Two Kinds of Freedom

For the frustrated soul in a broken world, freedom is more temptation than promise, especially considered as two apparently opposite options.  First is the Confucian Gentleman, who lives the freedom of the mature and moral man.  He is described in Confucius’ famous “autobiography” that culminates in the assertion that, at 70 years old, he can follow every desire of his heart and never veer from the path of morality.  This is the moral marvel of those positive souls that think they can become virtuous.  This is the temptation of the proud and self-assured.  It is, perhaps at its most realistic, the temptation of those whose moral standards are low enough to be met.  The opposite option is the Nietzschean Overman.  Here morality is abandoned, not for wild self-indulgence, but because it is seen to be empty, meaningless, the self-delusion of those finite souls that think a few hundred years of human “progress” is evidence  of our perfectibility.  But the Overman sees in all morality the self-conflict of the soul, the division of the individual.  And so, when God dies and morality fades away like the echoes of His death rattle, the Overman discovers himself free.  Thus is the Overman like the Gentleman, free of moral concern, free of moral duty, free to act in any manner he pleases.  This is the tmeptation of the despairing.  And as the Confucian Gentleman is more likely in our world to be the self-confidence of those those moral standards are low enough to be met, so is the Nietzschean Overman more likely to be the adolescent indulgence of those who hide moral virtues in the darker corners of their dishonest hearts.

The Abandonment of Objectivity

How strange that people seek the god they want and dare to call it “truth.”  “At least,” they will say, “it is the truth for me.”  Perhaps, as Schaeffer suggests, we have Kierkegaard to blame for this; but I suspect that the roots of this loss go much deeper and extend into the Trinitarian bedrock of our natures.  For it is strange, but no longer uncommon, that we hear of what is “true for me” and that each of us has “his own reality.”  And prior to this loss of the objectivity of the True, we had already abandoned objectivity in the realm of the Good, inasmuch as we became “open minded,” “non-judgmental,” and “culturally sensitive” in our acceptance of the relativity of morality.  And it seems that even farther back, we gave up aesthetic objectivity without a fight, without even a sigh, allowing that Beauty is nothing at all, unless it is “in the eye of the beholder.”  But, once again, if I could give the “seeker” the glory of his own search, it would include the great hope that there is Truth, superbly worth seeking precisely because it is not “true for me.”  And at the same time, I would urge the seeker to strive for Goodness, again precisely because it is the value of our wills beyond the paltry creations of cultural normality and individual whim.  And I might even urge the wondering heart to long for Beauty that is beautiful whether I see it or not, whether I hear it or not, whether I feel it or not.

Seeker Sensitive

Seeker of what?  The lover of one’s own fulfillment seeks a god of his own invention, the god of his own interests.  Here, again, is the idolatrous humility of those for whom “Truth is too great.”  But if I could, I would give the idolater such a glory in himself that he would want something even more glorious.  “Do you not see,” we might urge, “how wonderful it is to desire knowledge?  How glorious it is to know the makeup of distant galaxies or the chemical composition of chlorophyll.  Describe chemical bonding, solve a math problem, and your mind moves the universe.”  Then the voice drops to a whisper and we say, “Then consider that you are equally, or even more so, called to know God.”  We smile vaguely, slightly hopeful.  But the seeker, almost offended, replies,”Oh, no!  I would never be so arrogant!  I shall be humbly satisfied with the god that I have invented.”  And so is the seeker no seeker at all.

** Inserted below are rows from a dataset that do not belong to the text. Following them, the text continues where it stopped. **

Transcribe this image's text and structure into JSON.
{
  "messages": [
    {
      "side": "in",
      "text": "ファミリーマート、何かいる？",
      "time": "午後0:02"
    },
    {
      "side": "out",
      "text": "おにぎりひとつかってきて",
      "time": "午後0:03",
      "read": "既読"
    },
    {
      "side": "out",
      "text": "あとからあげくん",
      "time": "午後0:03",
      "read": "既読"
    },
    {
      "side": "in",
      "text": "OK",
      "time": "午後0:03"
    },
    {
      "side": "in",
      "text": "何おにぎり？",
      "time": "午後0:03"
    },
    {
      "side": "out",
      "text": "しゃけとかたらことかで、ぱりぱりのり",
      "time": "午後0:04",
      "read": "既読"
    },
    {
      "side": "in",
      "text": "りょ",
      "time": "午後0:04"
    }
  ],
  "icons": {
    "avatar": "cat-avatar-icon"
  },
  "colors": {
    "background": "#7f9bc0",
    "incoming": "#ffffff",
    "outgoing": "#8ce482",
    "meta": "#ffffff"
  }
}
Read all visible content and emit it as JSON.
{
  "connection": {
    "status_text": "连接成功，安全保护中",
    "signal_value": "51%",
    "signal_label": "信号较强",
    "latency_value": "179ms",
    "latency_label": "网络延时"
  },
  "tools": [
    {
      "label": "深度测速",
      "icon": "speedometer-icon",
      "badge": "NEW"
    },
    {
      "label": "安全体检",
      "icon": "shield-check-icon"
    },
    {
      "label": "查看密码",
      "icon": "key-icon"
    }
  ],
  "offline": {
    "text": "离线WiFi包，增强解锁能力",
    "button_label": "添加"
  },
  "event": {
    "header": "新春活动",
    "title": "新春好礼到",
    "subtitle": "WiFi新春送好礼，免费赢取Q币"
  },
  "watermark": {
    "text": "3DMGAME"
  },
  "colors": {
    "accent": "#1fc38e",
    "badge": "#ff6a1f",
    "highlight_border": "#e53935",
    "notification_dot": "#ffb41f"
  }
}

See the “Gods of Love” poem.

…and the Hope of Arrogance

Suppose that we have failed to love ourselves sufficiently.  Suppose that in place of the absurd humility of those who deny the value of truth we were to declare to the outraged world that we, even we, can know truth.  Indeed, let us audaciously insist that we are called to it, made for it, and that it lingers just beyond our fingertips not as a tease or pretense, but as a promise.  This soul, this mind, this bold and clumsy thinker is bound there, driven there, invited, lured, summoned.  Embrace the arrogance of the knower of truth, though yet as one not quite there, and what to we find?  That we, in our arrogance, discover that which is greater than ourselves.  For great as we are, as knowers of truth, still the Truth itself is greater.  And so our arrogance leads us to worship Him.  This is the hope of our arrogance, so different from the unchallengeable egoism of post-modern humility.

Post-Modern Humility

The post-modern child has learned that all truth is opinion and that everyone has some mysterious “right” to that opinion.  Having seen that culture determines thought and that cultures vary, we conclude that thought, too, varies, and therefore that no one person’s thought has any more right to the claim of truth than another.  So we become tolerant of difference, open-minded in the odd sense that we would never dream of thinking our beliefs are true.  Yet  the ironic implication is that the post-modern child need never be concerned about whether he could be wrong, and his open-mindedness need never actually be open to the need to be corrected or instructed.  Thus the humility of post-modern thought brings us to the unmitigated egoism of those no longer capable of self-doubt.

De Trinitate

This great mystery!  Yet it is only the idea of Trinity that puts relationality at the center of reality.  Thus it is also the idea of Trinity that finds a non-arbitrary basis in the nature of God for a morality of love.  Thus it is the idea of Trinity that answers the Euthyphro objection.  Almost as a by-product, it explains to us our own “trinitarian” ideals (beauty, truth and goodness) and hints at our own “trinitarian” selfhood (mind, consciousness and will).  Barely noticed — and barely needed — it even explains to the lingering Hermetic Hegelian why God did not, in fact, need to create, but did so purely and wholly as an act of love.

Waking a Happy Sleeper

How softly the dreamer breathes almost peacefully in her sleep!  See the vague motion of a smile upon her lips.  And yet it is only sleep.  And it seems — strange to say — an act of love to awaken the dreamer to a real world, a world with sorrow and war.  Is it enough to justify the waking that we say, “But this, my love, is real?”  If so, then it seems beauty must be sacrificed to truth.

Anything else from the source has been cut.